One of the most important and awaited session of the day was on “Enhancing Manufacturing Capability in the Defence Sector”. It emphasized that attention should be paid on opening the Defense vehicle manufacturing sector for the Indian companies since India already has proved its mettle in manufacturing vehicles at a low cost. When compared with the foreign company vehicles, the quality was proved to be equal in all the tests performed by the Indian Army in various weather conditions. It is a great achievement for India and the potential in this area should be further harnessed.
Discussions were also made on “Future of Manufacturing in Global Economy”, wherein suggestions were made to make the ‘Make in India’ initiative successful. It was mentioned that India could reorder things so that it do not make the same mistakes made by other countries. India needs to create centers of excellence driven by government funding in three to four areas like Internet of things, Robotics, etc. which will become a base to percolate the learning to move down from industry to MSME.
Terence Tse, Associate Professor of Finance at the ESCP Europe Business School addressed the attendees in the session “India and the EU: How Make in India can help International Expansion and build new value chains” and pointed out that Europe provides a fantastic opportunity for Indian companies, and there is a need to push this agenda to make the deal beneficial for both. Since EU companies have been looking for new partners, want to expand their services and move over from China. So India has a chance to seize this opportunity as China is getting expensive, and India has got a better base for global companies. India should, therefore, start moving the conversation to the next level saying ‘Make by India’ and not ‘Make in India.’
Top executives and government dignitaries such as Nagendra Palle (CEO, Mahindra First Choice Wheels), Seshagiri Rao MVS (CEO, JSW Steel), Arvind Singhal (Chairman and Managing Director, Technopak), Dr. V K Saraswat (Member, Niti Aayog), General N C Vij (Former Chief of the Army Staff & Director, Vivekananda International Foundation), Vernon Noronha (Head Defence and Institutional Business, Tata Motors), Roy Kamphausen (Director, The National Bureau of Asian Research), Himanshu Jain (MD & VP – Indian Subcontinent and South East Asia, Sealed Air) and Chetan Tolia (Chief HR Officer, Tata Power) et al were some of the other panelists.
Dr. Amit Kapoor (Honorary Chairman, Institute for Competitiveness) also made remarks on the present state of manufacturing competitiveness for Indian States and said, “The manufacturing firms in India need to capitalize on innovation to increase their competitiveness in global manufacturing. The manufacturing sector possess the capabilities and construction of Delhi Mumbai Industrial Corridor seems to be positive step in this direction.”

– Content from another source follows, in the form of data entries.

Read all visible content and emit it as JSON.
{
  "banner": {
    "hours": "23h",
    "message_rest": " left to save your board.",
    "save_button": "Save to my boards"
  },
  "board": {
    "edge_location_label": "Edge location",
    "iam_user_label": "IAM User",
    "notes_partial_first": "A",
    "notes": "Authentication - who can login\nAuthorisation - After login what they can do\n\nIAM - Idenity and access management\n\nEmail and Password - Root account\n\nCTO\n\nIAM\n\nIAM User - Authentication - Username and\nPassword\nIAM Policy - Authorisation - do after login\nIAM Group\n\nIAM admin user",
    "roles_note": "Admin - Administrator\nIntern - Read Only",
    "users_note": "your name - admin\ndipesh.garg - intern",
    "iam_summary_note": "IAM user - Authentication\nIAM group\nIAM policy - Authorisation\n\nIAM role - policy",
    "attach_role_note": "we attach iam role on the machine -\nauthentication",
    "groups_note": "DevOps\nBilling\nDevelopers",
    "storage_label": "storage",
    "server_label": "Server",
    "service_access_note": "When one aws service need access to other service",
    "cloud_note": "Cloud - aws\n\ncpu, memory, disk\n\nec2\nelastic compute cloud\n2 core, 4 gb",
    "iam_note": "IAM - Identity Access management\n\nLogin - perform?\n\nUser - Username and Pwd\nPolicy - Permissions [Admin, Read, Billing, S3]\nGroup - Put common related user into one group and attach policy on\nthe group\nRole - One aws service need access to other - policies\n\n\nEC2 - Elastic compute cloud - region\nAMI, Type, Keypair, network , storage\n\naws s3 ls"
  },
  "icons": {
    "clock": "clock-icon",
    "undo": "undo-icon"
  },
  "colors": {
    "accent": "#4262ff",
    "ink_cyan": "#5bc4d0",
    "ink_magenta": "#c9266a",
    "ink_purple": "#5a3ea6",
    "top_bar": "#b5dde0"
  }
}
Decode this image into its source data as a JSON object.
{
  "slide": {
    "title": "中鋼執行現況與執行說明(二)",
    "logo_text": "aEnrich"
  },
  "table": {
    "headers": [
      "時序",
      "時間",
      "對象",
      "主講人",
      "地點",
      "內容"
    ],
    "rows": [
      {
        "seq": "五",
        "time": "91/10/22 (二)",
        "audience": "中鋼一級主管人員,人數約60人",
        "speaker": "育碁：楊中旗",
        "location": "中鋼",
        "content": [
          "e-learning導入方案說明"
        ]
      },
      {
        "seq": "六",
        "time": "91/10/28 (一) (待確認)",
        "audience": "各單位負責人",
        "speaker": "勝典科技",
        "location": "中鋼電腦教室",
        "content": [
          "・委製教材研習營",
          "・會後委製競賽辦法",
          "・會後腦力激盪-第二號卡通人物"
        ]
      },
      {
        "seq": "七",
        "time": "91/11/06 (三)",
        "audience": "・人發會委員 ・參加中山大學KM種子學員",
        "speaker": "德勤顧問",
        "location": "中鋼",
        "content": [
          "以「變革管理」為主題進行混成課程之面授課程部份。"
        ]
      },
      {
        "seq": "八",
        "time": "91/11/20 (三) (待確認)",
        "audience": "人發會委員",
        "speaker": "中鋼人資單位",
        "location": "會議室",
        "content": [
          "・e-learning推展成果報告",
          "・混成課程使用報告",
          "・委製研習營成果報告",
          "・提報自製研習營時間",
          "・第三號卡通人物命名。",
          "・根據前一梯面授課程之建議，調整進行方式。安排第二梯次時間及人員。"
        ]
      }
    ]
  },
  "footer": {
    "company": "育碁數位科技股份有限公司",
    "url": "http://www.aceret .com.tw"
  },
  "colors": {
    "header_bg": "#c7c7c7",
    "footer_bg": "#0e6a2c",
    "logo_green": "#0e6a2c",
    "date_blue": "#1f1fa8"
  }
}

About India Council on Competitiveness
Institute for Competitiveness (India) the Indian knot in the global network of the Institute for Strategy and Competitiveness at Harvard Business School has initiated the India Council on Competitiveness. The Council created in collaboration with the U.S. Council on Competitiveness; is based in Gurgaon, India and is an association of distinguished members from industry, academia, think tanks, media and researchers. The mission of the India Council is to set an action agenda to drive Indian competitiveness, productivity and leadership in world markets to raise the standard of living for all Indians.